As a materials supplier, maintaining leverage over some of the higher ups within the contractual chain can be a difficult task. To help mitigate this issue, suppliers should consider all of the tools in their toolbox—including the Prompt Payment Act.
The Prompt Payment Act allows suppliers to hold some parties accountable for failing to meet payment deadlines. While the federal Prompt Payment Act applies to companies that provide material or labor on federal construction projects, many states enforce their own prompt payment laws on private and public projects.
Because prompt payment laws vary by state, credit professionals should know how they can effectively use these statutes in the states that they do business. Katy Baird, construction law attorney at Andrews Myers PC (Houston, TX), shared some of the benefits of Texas's Prompt Payment Act, including:
During a recent meeting of the NACM Construction Thought Leadership Discussion Group, Baird also suggested using prompt payment laws in conjunction with construction trust fund statutes as an even more effective way of gaining leverage. "Provided your state maintains a prompt payment act and construction trust fund statute, it is incredibly helpful to include a reference to those statutes and their potential penalties in your demand letters," Baird said. "The sooner the party above you in the chain of construction understands its potential liability for violating those acts the more likely you are to get paid prior to filing a lawsuit."
These statutes can provide more leverage "whether you have lien rights or not," Baird said. They also can serve as attention grabbers that bring higher ups to the table. "In Texas, the trust fund violation statute allows you to assert individual liability against the parties that exercise improper control over the funds on behalf of the company. This enables you to include the individual officers and directors of the company who might have control over the funds in your demand letter," Baird said. "Under the Prompt Payment Act in Texas, the threat of 18% interest accruing per year on the total amount due and owing is a huge incentive for the party you contracted with to settle the claim with you quickly in order to prevent interest from continuing to accrue."

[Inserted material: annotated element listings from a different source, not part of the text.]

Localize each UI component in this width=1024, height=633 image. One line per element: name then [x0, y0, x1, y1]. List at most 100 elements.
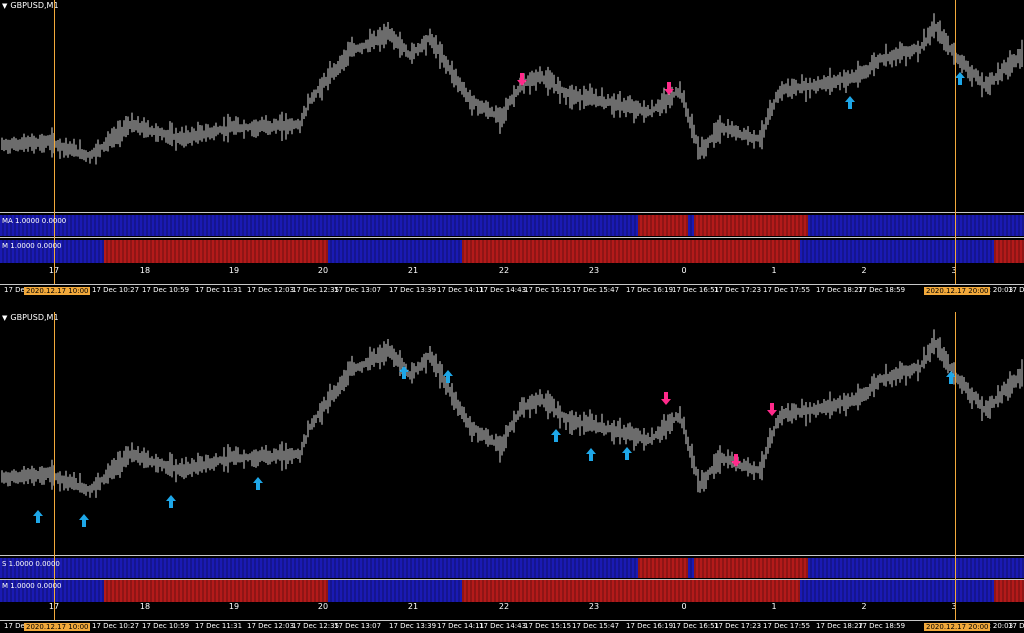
band-bar: [122, 215, 124, 236]
band-bar: [166, 240, 168, 263]
band-bar: [484, 240, 486, 263]
band-bar: [380, 558, 382, 578]
price-chart[interactable]: [0, 0, 1024, 212]
buy-arrow-icon[interactable]: [166, 495, 176, 508]
pane-divider[interactable]: [0, 237, 1024, 238]
band-bar: [798, 240, 800, 263]
chart-panel-top[interactable]: ▼ GBPUSD,M1 MA 1.0000 0.0000 M 1.0000 0.0…: [0, 0, 1024, 296]
band-bar: [780, 580, 782, 602]
indicator-pane-2[interactable]: M 1.0000 0.0000: [0, 240, 1024, 263]
sell-arrow-icon[interactable]: [767, 403, 777, 416]
band-bar: [662, 240, 664, 263]
buy-arrow-icon[interactable]: [845, 96, 855, 109]
band-bar: [60, 558, 62, 578]
band-bar: [952, 215, 954, 236]
buy-arrow-icon[interactable]: [551, 429, 561, 442]
band-bar: [196, 558, 198, 578]
band-bar: [650, 215, 652, 236]
band-bar: [782, 558, 784, 578]
sell-arrow-icon[interactable]: [661, 392, 671, 405]
price-chart[interactable]: [0, 312, 1024, 554]
band-bar: [800, 215, 802, 236]
pane-divider[interactable]: [0, 555, 1024, 556]
band-bar: [948, 558, 950, 578]
pane-divider[interactable]: [0, 212, 1024, 213]
band-bar: [352, 580, 354, 602]
band-bar: [946, 240, 948, 263]
band-bar: [260, 240, 262, 263]
band-bar: [1000, 558, 1002, 578]
band-bar: [544, 580, 546, 602]
buy-arrow-icon[interactable]: [955, 72, 965, 85]
band-bar: [298, 558, 300, 578]
band-bar: [708, 558, 710, 578]
band-bar: [932, 580, 934, 602]
band-bar: [548, 558, 550, 578]
band-bar: [540, 215, 542, 236]
band-bar: [264, 215, 266, 236]
band-bar: [154, 215, 156, 236]
band-bar: [418, 215, 420, 236]
band-bar: [508, 558, 510, 578]
buy-arrow-icon[interactable]: [586, 448, 596, 461]
band-bar: [790, 215, 792, 236]
buy-arrow-icon[interactable]: [253, 477, 263, 490]
band-bar: [154, 580, 156, 602]
band-bar: [288, 240, 290, 263]
band-bar: [314, 580, 316, 602]
band-bar: [370, 558, 372, 578]
band-bar: [388, 580, 390, 602]
band-bar: [958, 580, 960, 602]
band-bar: [442, 580, 444, 602]
band-bar: [816, 558, 818, 578]
band-bar: [434, 580, 436, 602]
band-bar: [964, 558, 966, 578]
band-bar: [668, 580, 670, 602]
band-bar: [866, 240, 868, 263]
band-bar: [268, 558, 270, 578]
band-bar: [788, 580, 790, 602]
buy-arrow-icon[interactable]: [33, 510, 43, 523]
buy-arrow-icon[interactable]: [79, 514, 89, 527]
band-bar: [604, 240, 606, 263]
indicator-pane-2[interactable]: M 1.0000 0.0000: [0, 580, 1024, 602]
band-bar: [68, 580, 70, 602]
band-bar: [114, 240, 116, 263]
band-bar: [890, 558, 892, 578]
band-bar: [550, 580, 552, 602]
band-bar: [746, 215, 748, 236]
indicator-pane-1[interactable]: S 1.0000 0.0000: [0, 558, 1024, 579]
time-marker-line[interactable]: [955, 0, 956, 284]
band-bar: [1012, 215, 1014, 236]
band-bar: [536, 558, 538, 578]
band-bar: [708, 580, 710, 602]
band-bar: [268, 580, 270, 602]
time-marker-line[interactable]: [54, 312, 55, 620]
band-bar: [78, 240, 80, 263]
band-bar: [722, 240, 724, 263]
band-bar: [584, 580, 586, 602]
band-bar: [146, 580, 148, 602]
band-bar: [260, 580, 262, 602]
band-bar: [610, 558, 612, 578]
buy-arrow-icon[interactable]: [622, 447, 632, 460]
band-bar: [154, 240, 156, 263]
band-bar: [514, 215, 516, 236]
band-bar: [774, 580, 776, 602]
date-label: 17 Dec 13:39: [389, 286, 437, 294]
time-marker-line[interactable]: [955, 312, 956, 620]
band-bar: [198, 558, 200, 578]
band-bar: [650, 558, 652, 578]
band-bar: [500, 558, 502, 578]
chart-panel-bottom[interactable]: ▼ GBPUSD,M1 S 1.0000 0.0000 M 1.0000 0.00…: [0, 312, 1024, 631]
band-bar: [960, 240, 962, 263]
band-bar: [536, 240, 538, 263]
band-bar: [1020, 558, 1022, 578]
band-bar: [244, 558, 246, 578]
band-bar: [556, 580, 558, 602]
band-bar: [270, 580, 272, 602]
band-bar: [74, 558, 76, 578]
indicator-pane-1[interactable]: MA 1.0000 0.0000: [0, 215, 1024, 236]
band-bar: [96, 580, 98, 602]
band-bar: [980, 215, 982, 236]
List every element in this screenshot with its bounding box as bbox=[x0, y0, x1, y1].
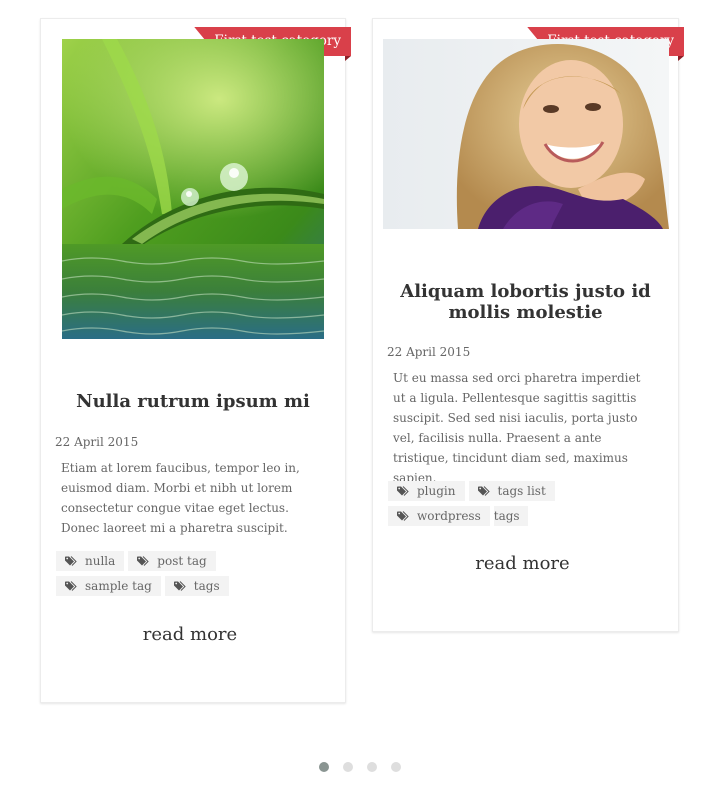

According to Baird, some prompt payment acts will likely include exceptions that accused parties may use in defense of the failure to make timely payments. One exception under current Texas law requires the party you contracted with to have a "good faith dispute" concerning the amount owed, she added. These good faith disputes may come in the form of a claim for defective work or the potential for delays to be assessed by the owner on the project, relating to your performance.
"That being said, it is important to determine if the full amount being withheld is lawful under the statute," Baird said. "In Texas, the contractor is only allowed to withhold 100% of the value of the good faith dispute, meaning that you can negotiate for a partial release of the funds in excess of the disputed amount while you are working to settle the remaining portion of your claim."
That may not be the only obstacle suppliers can face when enforcing prompt payment laws. In fact, higher ups may try to eliminate certain benefits that suppliers can gain through a prompt payment act.
"Many contracts will try to waive interest for failure to make timely payment," Baird said. "In Texas, the statute specifically states that any attempt to waive the prompt payment act is void. It's important to know whether or not your state allows for a contractual waiver of this provision prior to executing the contract so that you don't inadvertently waive your leverage under your state's statute."